Additionally, miRNAs have been identified in metastatic breast cancer tissue samples [9‐11, 48, 112‐114]. While there is some correlation between circulating and tissue microRNAs, again a large diversity of miRNAs were identified. The number of individual non-overlapping miRNAs identified highlights the complexity of metastasis, staging and breast cancer subtype definition. This emphasizes the need for further comprehensive investigations using similar comparable experimental methodology with more defined/improved breast cancer typing criteria.

In metastatic colon cancer, a significant increase in miR-29a in early liver metastasis was found [117]. In addition, high serum levels of miR-200b showed significant correlation with lymph node and distal metastatic disease in colorectal cancers [118]. Interestingly, miR-200b was identified as an independent predictor of tumour reoccurrence in colon cancer.

Furthermore, tumour reoccurrence in colon cancer was found to be predicted by a panel of six miRNAs (miR-15a, miR-103, miR-148a, miR-320a, miR-451 and miR-596) [115]. Recently in metastatic colon cancer, three miRNAs (miR-106a, miR-130b and miR-484) were found to be significantly overexpressed in patients not responding to first-line chemotherapy [116].

In cervical squamous cell carcinoma, a group of six miRNAs (miR-20a, miR-1246, miR-2392, miR-3147, miR-3162-5p, miR-4484) were found to identify lymph node metastasis [124]. Supporting this, miR-20a was found to be significantly increased in patients with lymph node positive cervical cancer, compared to both controls and patients with lymph node negative disease [122].

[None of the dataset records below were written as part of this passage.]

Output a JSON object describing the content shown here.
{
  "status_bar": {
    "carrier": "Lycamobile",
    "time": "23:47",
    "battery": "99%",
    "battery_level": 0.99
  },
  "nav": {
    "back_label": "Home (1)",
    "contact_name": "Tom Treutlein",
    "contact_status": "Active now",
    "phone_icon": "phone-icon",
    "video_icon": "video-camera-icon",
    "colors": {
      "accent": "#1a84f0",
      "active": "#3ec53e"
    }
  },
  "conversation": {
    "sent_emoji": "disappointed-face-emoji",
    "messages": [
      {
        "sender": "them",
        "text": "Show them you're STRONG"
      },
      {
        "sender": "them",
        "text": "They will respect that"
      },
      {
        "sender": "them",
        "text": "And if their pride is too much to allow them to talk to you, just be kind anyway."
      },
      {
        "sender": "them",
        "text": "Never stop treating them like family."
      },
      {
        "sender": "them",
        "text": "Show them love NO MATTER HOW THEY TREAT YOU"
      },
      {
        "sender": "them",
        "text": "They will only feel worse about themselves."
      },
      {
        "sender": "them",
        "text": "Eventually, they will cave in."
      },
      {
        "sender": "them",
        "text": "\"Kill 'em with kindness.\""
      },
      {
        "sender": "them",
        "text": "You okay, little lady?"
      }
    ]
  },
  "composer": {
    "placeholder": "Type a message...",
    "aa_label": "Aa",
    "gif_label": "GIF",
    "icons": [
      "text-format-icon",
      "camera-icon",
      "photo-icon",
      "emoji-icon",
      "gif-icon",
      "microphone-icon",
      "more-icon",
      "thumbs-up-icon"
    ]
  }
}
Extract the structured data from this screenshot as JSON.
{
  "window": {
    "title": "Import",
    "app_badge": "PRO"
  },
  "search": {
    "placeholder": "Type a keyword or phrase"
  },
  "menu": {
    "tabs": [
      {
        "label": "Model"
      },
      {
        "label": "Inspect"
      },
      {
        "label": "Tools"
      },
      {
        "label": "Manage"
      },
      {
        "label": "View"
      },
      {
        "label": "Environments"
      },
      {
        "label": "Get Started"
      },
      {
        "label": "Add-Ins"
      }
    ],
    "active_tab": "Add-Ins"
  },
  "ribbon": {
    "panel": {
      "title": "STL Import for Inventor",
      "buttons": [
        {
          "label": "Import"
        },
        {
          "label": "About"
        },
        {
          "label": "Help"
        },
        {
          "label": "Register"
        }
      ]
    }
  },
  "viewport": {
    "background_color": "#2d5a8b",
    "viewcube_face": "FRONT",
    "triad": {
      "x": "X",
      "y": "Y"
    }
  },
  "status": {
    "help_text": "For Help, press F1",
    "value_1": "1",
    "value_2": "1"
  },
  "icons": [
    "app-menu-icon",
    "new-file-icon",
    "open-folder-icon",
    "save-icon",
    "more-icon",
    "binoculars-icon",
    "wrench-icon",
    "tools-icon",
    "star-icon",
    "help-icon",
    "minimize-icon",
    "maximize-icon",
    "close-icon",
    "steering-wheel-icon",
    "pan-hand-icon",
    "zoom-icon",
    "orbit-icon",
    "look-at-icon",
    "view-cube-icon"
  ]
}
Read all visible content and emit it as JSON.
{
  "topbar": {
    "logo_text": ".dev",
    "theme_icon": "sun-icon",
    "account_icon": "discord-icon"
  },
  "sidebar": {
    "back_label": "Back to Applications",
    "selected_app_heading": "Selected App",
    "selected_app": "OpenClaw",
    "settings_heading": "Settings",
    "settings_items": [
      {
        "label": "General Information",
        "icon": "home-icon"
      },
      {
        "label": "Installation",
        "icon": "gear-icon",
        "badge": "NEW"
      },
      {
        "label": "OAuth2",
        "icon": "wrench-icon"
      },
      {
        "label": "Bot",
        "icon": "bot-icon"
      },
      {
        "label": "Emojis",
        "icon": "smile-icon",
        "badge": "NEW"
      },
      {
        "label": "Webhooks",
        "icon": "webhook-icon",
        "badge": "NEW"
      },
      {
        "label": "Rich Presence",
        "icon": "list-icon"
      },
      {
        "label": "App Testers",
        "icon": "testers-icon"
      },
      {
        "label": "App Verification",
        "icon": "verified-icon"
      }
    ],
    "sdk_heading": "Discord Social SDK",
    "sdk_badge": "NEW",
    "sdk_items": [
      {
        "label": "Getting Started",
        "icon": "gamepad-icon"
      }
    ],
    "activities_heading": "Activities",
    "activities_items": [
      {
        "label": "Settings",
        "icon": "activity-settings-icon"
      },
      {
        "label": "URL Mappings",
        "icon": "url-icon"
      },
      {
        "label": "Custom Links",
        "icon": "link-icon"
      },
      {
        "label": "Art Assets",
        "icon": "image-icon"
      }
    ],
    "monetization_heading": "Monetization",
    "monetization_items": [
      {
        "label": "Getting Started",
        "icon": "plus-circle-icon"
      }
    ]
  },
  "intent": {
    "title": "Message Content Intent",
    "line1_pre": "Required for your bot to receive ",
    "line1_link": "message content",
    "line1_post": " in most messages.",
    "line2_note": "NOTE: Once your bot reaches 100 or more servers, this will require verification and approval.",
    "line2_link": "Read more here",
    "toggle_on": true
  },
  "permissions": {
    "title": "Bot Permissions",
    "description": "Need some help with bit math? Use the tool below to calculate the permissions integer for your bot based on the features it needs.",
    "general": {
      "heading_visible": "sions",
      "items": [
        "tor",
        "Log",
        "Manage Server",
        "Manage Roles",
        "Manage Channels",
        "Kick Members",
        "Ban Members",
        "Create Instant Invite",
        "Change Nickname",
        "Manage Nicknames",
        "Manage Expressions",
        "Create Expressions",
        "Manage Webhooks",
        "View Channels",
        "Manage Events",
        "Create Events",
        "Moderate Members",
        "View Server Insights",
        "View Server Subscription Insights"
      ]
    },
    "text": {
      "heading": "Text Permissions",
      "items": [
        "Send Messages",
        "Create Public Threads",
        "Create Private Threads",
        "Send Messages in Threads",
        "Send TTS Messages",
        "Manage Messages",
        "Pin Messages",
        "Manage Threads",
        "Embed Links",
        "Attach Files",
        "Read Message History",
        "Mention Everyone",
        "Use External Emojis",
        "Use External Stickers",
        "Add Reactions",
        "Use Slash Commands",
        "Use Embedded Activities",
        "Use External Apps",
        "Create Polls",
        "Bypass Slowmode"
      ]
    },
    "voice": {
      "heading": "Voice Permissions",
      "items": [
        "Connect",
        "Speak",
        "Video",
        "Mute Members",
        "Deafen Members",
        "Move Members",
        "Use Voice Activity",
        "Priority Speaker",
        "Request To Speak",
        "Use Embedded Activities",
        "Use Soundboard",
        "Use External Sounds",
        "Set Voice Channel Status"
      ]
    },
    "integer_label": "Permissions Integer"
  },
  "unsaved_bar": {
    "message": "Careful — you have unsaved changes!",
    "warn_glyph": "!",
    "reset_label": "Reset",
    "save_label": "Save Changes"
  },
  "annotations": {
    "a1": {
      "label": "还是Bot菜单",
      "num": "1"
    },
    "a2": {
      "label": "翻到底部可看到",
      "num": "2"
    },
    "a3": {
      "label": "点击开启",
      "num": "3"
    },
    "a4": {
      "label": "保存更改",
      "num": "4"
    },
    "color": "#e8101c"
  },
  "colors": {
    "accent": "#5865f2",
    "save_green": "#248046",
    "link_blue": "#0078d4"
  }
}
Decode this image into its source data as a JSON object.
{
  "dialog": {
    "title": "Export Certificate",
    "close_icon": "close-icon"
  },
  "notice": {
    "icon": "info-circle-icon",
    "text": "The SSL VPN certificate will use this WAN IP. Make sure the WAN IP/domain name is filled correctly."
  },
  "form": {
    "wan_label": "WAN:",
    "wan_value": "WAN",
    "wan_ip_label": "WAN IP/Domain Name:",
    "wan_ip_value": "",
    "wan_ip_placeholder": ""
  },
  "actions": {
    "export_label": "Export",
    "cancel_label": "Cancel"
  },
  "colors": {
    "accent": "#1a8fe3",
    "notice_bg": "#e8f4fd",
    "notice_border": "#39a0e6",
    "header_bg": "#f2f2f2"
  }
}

A recent study identified six miRNAs significantly increased in lymph node metastases of gastric cancer: miR-21, miR-27a, miR-106b, miR-146a, miR-148a and miR-223 [123]. In addition, a significant increase in levels of miR-21, miR-146a and miR-148a were found to correlate with increased spread in the lymph node.

Recent work in metastatic prostate cancer found miR-141 to accurately predict treatment response, compared to standard markers such as prostate-specific antigen (PSA), lactate dehydrogenase and circulating tumour cells [119]. Interestingly, levels of miRA-141 were found to be elevated in bone metastatic prostate cancer [120]. Importantly, miR-141 expression levels were found to correlate to alkaline phosphatase but not to PSA. A further study looking at metastatic castration resistant prostate cancer again found miR-141, plus miR-375 and miR-378 to be overexpressed compared to low-risk localized patients [121].